The fact that animals can receive cardiopulmonary resuscitation (CPR) always surprises people. When you consider it, it should not be shocking. Similar to people, animals can have mishaps that could result in the cessation of their heartbeat or breathing. The methods used to revive them are based on the same principles.

FAQ

How do you save an unconscious bird?

With your head turned a quarter turn to the right or left, begin respirations. For small birds, seal your lips around the beak and nares. With large birds, seal your lips around the beak only while placing the index finger over the nares. Take a breath, and blow five quick breaths into the bird’s beak.

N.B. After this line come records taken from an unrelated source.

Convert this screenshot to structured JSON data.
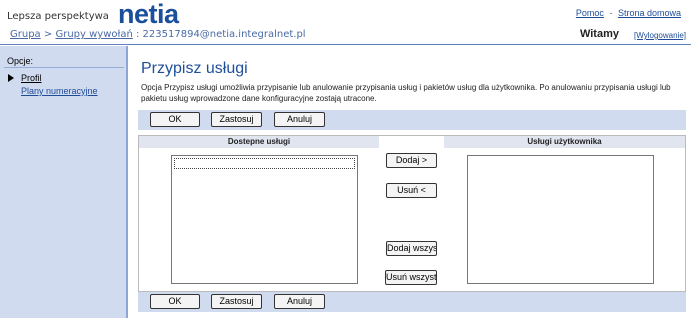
{
  "header": {
    "tagline": "Lepsza perspektywa",
    "logo": "netia",
    "links": {
      "help": "Pomoc",
      "separator": "-",
      "home": "Strona domowa"
    },
    "breadcrumb": {
      "group": "Grupa",
      "sep1": ">",
      "call_groups": "Grupy wywołań",
      "sep2": ":",
      "account": "223517894@netia.integralnet.pl"
    },
    "welcome": "Witamy",
    "logout": "[Wylogowanie]"
  },
  "sidebar": {
    "title": "Opcje:",
    "items": [
      {
        "label": "Profil"
      },
      {
        "label": "Plany numeracyjne"
      }
    ]
  },
  "main": {
    "title": "Przypisz usługi",
    "description": "Opcja Przypisz usługi umożliwia przypisanie lub anulowanie przypisania usług i pakietów usług dla użytkownika. Po anulowaniu przypisania usługi lub pakietu usług wprowadzone dane konfiguracyjne zostają utracone.",
    "buttons": {
      "ok": "OK",
      "apply": "Zastosuj",
      "cancel": "Anuluj"
    },
    "available_header": "Dostepne usługi",
    "user_header": "Usługi użytkownika",
    "move_buttons": {
      "add": "Dodaj >",
      "remove": "Usuń <",
      "add_all": "Dodaj wszys",
      "remove_all": "Usuń wszyst"
    }
  }
}
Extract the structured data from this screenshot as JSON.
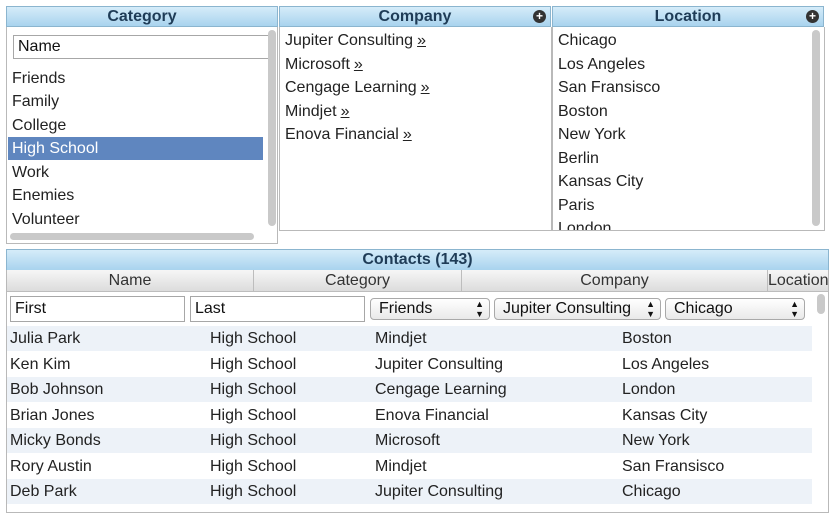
{
  "category": {
    "title": "Category",
    "search_value": "Name",
    "items": [
      "Friends",
      "Family",
      "College",
      "High School",
      "Work",
      "Enemies",
      "Volunteer"
    ],
    "selected": "High School"
  },
  "company": {
    "title": "Company",
    "items": [
      "Jupiter Consulting",
      "Microsoft",
      "Cengage Learning",
      "Mindjet",
      "Enova Financial"
    ],
    "link_suffix": "»"
  },
  "location": {
    "title": "Location",
    "items": [
      "Chicago",
      "Los Angeles",
      "San Fransisco",
      "Boston",
      "New York",
      "Berlin",
      "Kansas City",
      "Paris",
      "London"
    ]
  },
  "contacts": {
    "title": "Contacts (143)",
    "columns": [
      "Name",
      "Category",
      "Company",
      "Location"
    ],
    "filters": {
      "first_value": "First",
      "last_value": "Last",
      "category_selected": "Friends",
      "company_selected": "Jupiter Consulting",
      "location_selected": "Chicago"
    },
    "rows": [
      {
        "name": "Julia Park",
        "category": "High School",
        "company": "Mindjet",
        "location": "Boston"
      },
      {
        "name": "Ken Kim",
        "category": "High School",
        "company": "Jupiter Consulting",
        "location": "Los Angeles"
      },
      {
        "name": "Bob Johnson",
        "category": "High School",
        "company": "Cengage Learning",
        "location": "London"
      },
      {
        "name": "Brian Jones",
        "category": "High School",
        "company": "Enova Financial",
        "location": "Kansas City"
      },
      {
        "name": "Micky Bonds",
        "category": "High School",
        "company": "Microsoft",
        "location": "New York"
      },
      {
        "name": "Rory Austin",
        "category": "High School",
        "company": "Mindjet",
        "location": "San Fransisco"
      },
      {
        "name": "Deb Park",
        "category": "High School",
        "company": "Jupiter Consulting",
        "location": "Chicago"
      }
    ]
  },
  "icons": {
    "plus": "plus-circle-icon",
    "select_arrow": "up-down-arrow-icon"
  }
}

Where is the pulse on a bird?

Check for a heartbeat by listening on either side of the keel bone – a stethoscope will make this task easier. If the bird has stopped breathing, but you can still hear its heartbeat, begin rescue breathing. Supporting the bird’s head in your one hand, and its body in the other, tilt it slightly away from you.

How do you give CPR to a sparrow?

2 breaths, 10 compression and so on. Stop after each minute of CPR to check for heartbeat and respiration. Be sure to re-evaluate your bird’s condition frequently throughout this process. Continue with rescue breathing or CPR until your bird is resuscitated or until you can get to the vet.